A simple labyrinth. It has appeared in human society since the first myth of Theseus and the Minotaur. It bedecked Cretan coins and has been known throughout society to be a maze, easy to get lost in. But are they? Really, labyrinth is just a meandering path to the same conclusion. No matter what it appears to be, everyone who walks the path will take the exact same route, and end up in the same spot. So, in reality, the labyrinth can be reduced into a straight line

Best read up on Brain in a vat theory before you proceed, it's about to get very complicated.

Imagine the scenario I am about to describe.

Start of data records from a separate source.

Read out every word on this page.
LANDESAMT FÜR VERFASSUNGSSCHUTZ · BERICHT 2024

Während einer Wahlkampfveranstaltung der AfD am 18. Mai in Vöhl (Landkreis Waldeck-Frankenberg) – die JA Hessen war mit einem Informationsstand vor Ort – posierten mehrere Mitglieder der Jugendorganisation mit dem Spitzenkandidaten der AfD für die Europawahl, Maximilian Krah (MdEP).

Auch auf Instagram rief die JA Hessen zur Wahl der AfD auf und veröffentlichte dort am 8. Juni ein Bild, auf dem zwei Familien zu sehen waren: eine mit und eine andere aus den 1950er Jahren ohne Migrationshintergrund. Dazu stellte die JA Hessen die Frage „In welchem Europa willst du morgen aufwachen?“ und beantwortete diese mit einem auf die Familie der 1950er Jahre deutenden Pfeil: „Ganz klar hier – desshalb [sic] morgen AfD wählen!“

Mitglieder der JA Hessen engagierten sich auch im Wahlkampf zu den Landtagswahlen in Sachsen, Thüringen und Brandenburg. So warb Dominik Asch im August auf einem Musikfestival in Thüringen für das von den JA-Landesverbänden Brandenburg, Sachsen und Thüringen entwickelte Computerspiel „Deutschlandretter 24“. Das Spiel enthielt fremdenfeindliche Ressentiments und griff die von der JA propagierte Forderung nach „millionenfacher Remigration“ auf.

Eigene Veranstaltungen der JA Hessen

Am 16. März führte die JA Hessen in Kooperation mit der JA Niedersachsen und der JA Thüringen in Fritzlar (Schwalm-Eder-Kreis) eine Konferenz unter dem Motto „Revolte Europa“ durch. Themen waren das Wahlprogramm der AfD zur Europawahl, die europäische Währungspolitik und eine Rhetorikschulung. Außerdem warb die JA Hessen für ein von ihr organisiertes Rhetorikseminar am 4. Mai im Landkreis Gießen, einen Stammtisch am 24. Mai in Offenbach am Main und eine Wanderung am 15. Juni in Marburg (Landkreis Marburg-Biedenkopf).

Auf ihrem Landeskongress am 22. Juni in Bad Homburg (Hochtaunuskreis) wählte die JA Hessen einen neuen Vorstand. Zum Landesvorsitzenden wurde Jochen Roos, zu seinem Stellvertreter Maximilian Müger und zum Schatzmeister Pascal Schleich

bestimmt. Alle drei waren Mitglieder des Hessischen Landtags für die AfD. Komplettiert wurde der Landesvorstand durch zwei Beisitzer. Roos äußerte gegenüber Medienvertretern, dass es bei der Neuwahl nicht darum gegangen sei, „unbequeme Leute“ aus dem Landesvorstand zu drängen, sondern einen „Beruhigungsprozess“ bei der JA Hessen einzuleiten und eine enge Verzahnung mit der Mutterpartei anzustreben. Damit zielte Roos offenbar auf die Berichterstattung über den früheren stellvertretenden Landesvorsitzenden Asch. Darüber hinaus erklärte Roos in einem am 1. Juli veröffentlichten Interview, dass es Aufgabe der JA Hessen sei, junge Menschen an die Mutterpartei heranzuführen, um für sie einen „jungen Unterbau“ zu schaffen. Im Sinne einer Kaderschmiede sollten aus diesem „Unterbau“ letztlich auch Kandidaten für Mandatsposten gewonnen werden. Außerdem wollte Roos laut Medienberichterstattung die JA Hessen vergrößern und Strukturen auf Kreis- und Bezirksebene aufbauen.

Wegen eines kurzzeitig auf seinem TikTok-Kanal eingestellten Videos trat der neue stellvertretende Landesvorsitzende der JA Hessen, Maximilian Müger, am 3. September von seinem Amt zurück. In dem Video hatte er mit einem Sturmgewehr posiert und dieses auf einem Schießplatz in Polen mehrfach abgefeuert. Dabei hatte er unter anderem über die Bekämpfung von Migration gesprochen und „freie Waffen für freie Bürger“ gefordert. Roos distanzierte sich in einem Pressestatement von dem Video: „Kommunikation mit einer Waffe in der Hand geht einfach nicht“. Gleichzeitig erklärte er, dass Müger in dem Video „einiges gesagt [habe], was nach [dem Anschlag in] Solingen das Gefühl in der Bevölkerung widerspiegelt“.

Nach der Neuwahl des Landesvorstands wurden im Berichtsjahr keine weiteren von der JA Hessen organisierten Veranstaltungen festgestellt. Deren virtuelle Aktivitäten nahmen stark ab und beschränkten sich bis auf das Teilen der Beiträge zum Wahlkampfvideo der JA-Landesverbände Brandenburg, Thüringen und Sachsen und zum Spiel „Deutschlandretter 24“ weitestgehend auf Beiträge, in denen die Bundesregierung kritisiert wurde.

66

For the sake of the argument, let's say we're all wearing virtual reality helmets in which you can make any decision you want, chose which way to turn at a junction, etc. and the world will compensate for your decision. Now, in this scenario, there are two identical weevil's (not one is lesser or greater) You are forced to make a decision to proceed in the world. Which one will you pick? The choice of course, is random, and if an infinite number of people pick, half will pick one and half the other. Now, going back to our labyrinth example, we know that there are no choices, and they all lead to the same path, how can the "helmet" direct us to make the proper "decision." The trick is to eliminate the freedom of choice so that the target to led unerringly to the required ending, while at the same time maintaining his firm belief that his choice is free. In techno-babble it's known as coercive orientation. So the "helmet" uses a variety of techniques to ensure that the correct path is chosen each time. Such as a simple one, by having say, happy music playing when you look at the correct path, or a more complex one, such as when you look at the path we don't want you to choose, you get a sudden inexplicable sense of horror. Now, on their own, the subject will easily realize he is being manipulated into choosing a certain path. However, when they are combined in subtle varieties, and applied at a sufficient rotation at a level of intensity just on the edge of perception then you get 100% manipulation and zero chance of detection. It's like when gambling on the streets, you think the gambler is the one who's going to cheat you, when in fact everyone is in on it, so all they do is just a way of cheating you, while the whole time you're focused on the gambler.

Now what becomes really clever, and what ties back into Brain in a vat (you never read it did you, and now you're confused? Well, you were warned) is that while you can program the "helmet" to produce the stimuli to make sure the subject picks the correct road, what if we could program the subject to respond favourably to more specific stimuli, such as the fact that there is a stick in the middle of the correct path, or anything else we can think of. Now, we can edit the book, and what the subject is going to read, and also edit the subject, and how the subject will read it. Editing the "helmet" is external editing, where it edits what the subject "sees", while editing the subject is internal editing, where it edits what the subject "thinks". Sneaky huh? Now how do we fuse the book and the reader into one entity, so that they can both be programmed together with no need for cross-referencing? Easy, with a Helmet of Horror .

You will most likely be confused, so be ready to fire away with comments, but I'll try to clarify a few more points. To help make the subject walk down one path instead of the other, we endow positive stimuli to the correct path, and negative stimuli to the incorrect one by using the helmet to project the stimuli upon what the subject is seeing. In doing so, we have also programmed the subject to see what it wants to see, which is the stimuli prescribed to it by the helmet. In life, what you're looking at depends on where you're looking, as opposed to when you're wearing the helmet, where you're looking depends on what you see. In the real world, you see what is in front of your eyes, no matter which way your rear is facing, but when you're wearing the helmet, you see what the program want you to see, no matter which way you point your head. The subject has no independent source of co-ordinates either, so he cannot suspect anything. The world isn't what it is, it is only what the helmet decides to let you see. You "believe" you are looking around in a normal matter, when instead your eyes keep moving over the path the helmet wants you to take.

So who holds the real power? The helmet? The wearer? The editor? Or is the editor just wearing his own helmet, and the only one with the real power is the world itself?